*die uni gehört allen*

rechteck.png* solidarisch für freie Bildung und ein selbstbestimmtes Leben. *

Liebe Leute, liebe Genoss_innen

Das Protestplenum in Frankfurt ruft auf zur bundesweiten Demo am 30.01.2010 um 14.00 Uhr am Campus Bockenheim; was nicht bedeuten soll, dass die Einladung auf die Bundesrepublik bezogen oder begrenzt ist. Über alle Grenzen hinweg geht der Ruf nach Solidarität!

Auf der Demoseite www.unigehoertallen.tk finden sich noch weitere Materialien, der Aufruf, Banner zur Einbindung in eure Homepage und auf www.bildungsstreik-ffm.de ist das Mobilisierungsvideo verlinkt, das ihr auch gerne verbreiten könnt!

 Meldet euch bei uns wenn ihr noch mehr Mobilisierungsmaterial braucht oder bei Fragen zur Demo. Kommt zahlreich, Organisiert Züge und Busse nach Frankfurt. Verbreitet die Informationen!

Wegen Schlafplätzen wird in den nächsten Tagen auf www.unigehoertallen.tk eine Übernachtungsbörse eingerichtet.

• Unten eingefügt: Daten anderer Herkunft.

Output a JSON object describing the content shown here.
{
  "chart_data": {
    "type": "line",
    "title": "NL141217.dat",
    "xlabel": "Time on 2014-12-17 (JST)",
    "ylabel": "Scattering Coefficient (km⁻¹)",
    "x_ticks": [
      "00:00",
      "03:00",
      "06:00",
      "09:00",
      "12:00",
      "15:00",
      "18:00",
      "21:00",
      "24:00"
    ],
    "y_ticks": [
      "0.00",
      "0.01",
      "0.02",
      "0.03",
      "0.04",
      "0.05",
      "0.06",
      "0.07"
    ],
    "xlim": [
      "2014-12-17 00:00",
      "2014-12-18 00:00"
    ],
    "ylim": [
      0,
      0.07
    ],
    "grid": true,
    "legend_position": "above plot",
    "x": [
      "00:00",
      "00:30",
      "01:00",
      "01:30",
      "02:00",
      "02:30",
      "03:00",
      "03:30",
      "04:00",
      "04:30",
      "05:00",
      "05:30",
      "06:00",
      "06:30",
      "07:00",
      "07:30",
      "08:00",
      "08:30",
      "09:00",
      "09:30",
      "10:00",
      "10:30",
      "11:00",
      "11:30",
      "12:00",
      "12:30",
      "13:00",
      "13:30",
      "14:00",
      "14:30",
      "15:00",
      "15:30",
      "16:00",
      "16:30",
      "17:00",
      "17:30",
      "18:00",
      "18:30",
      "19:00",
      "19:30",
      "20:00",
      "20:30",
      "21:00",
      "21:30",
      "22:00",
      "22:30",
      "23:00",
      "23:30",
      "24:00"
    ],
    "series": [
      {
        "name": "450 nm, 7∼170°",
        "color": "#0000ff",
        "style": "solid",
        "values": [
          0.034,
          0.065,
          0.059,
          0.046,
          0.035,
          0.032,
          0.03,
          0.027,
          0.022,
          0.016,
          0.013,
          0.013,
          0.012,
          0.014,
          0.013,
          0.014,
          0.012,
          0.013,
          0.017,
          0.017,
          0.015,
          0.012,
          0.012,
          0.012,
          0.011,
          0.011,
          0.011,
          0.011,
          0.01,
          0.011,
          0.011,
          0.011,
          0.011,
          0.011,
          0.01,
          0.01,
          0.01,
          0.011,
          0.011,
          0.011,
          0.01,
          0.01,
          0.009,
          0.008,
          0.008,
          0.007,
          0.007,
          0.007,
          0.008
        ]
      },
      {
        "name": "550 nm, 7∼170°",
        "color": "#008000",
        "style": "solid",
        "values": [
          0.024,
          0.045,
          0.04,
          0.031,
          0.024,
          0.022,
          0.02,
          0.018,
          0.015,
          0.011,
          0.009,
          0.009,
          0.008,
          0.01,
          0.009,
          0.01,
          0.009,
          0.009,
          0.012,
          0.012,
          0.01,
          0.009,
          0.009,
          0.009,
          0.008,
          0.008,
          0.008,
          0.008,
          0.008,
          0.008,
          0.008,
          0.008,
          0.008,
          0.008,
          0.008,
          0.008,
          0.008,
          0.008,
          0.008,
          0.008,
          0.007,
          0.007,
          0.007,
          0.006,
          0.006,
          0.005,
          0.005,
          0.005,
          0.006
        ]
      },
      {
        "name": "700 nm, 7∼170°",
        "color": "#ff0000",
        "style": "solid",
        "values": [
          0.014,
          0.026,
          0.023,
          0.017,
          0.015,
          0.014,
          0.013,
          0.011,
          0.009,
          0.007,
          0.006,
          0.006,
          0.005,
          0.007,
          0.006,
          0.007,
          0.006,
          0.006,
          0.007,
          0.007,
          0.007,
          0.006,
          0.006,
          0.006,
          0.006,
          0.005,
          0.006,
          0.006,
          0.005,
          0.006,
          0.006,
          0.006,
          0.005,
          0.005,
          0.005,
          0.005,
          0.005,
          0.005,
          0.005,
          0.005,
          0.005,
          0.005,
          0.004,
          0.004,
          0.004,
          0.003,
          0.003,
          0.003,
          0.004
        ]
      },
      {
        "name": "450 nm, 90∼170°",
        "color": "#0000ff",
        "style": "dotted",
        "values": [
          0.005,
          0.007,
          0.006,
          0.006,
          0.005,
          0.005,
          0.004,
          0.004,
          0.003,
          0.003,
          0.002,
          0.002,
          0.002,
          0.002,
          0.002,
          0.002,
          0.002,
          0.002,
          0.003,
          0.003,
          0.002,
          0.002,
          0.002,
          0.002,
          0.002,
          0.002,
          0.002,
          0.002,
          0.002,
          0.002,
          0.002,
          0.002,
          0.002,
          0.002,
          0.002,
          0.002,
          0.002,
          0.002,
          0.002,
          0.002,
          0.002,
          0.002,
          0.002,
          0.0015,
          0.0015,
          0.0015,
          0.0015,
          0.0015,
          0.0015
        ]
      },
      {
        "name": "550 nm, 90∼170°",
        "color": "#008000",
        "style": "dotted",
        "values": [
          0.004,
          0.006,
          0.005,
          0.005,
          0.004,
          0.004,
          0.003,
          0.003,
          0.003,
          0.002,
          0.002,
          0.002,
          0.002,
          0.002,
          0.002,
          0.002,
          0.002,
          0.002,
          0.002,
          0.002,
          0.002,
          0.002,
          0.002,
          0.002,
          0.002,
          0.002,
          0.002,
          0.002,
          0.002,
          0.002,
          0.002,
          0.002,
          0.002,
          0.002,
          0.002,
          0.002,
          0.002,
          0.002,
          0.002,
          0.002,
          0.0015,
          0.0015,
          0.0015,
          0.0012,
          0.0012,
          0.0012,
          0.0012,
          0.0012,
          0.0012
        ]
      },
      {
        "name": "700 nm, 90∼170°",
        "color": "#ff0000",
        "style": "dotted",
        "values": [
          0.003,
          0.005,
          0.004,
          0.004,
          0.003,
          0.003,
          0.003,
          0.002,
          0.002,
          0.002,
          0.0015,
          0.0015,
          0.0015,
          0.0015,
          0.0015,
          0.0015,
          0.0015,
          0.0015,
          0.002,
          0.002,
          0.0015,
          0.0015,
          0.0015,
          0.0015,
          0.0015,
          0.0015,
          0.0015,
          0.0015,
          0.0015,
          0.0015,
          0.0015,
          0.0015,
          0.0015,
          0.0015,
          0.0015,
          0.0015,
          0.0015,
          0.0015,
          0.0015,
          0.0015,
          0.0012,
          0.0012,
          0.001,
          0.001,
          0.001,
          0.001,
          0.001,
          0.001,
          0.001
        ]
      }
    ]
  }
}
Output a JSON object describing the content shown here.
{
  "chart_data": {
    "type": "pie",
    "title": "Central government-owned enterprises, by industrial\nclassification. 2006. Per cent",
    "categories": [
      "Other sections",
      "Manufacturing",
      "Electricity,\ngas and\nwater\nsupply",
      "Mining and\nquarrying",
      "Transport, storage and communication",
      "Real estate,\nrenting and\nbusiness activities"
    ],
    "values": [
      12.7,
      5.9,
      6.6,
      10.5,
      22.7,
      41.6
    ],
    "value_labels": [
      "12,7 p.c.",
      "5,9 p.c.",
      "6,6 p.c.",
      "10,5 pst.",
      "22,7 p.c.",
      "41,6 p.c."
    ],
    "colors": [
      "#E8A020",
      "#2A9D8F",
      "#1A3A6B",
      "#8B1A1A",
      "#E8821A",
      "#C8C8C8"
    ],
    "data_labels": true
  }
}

Solidarische Grüße aus Frankfurt.

Aufruf:

Die Ausrichtung aller Lebensbereiche auf ihre Verwertbarkeit verschärft sich. Flankiert wird diese Entwicklung durch autoritäre Maßnahmen und die Kriminalisierung sozialer Widerstände. Stechuhren, Hartz IV, Ausbildungsplatzmangel, Exzellenzinitiativen, Selektion an Schulen und Hochschulen, Abschiebungen und „blue cards“ nur für „hochqualifizierte“ Migrant_innen, all das sind nur einige Kennzeichen einer ausgrenzenden Gesellschaft. Einer Gesellschaft, in der nicht die Menschen und ihre Bedürfnisse, sondern ihre Verwertbarkeit im Mittelpunkt steht.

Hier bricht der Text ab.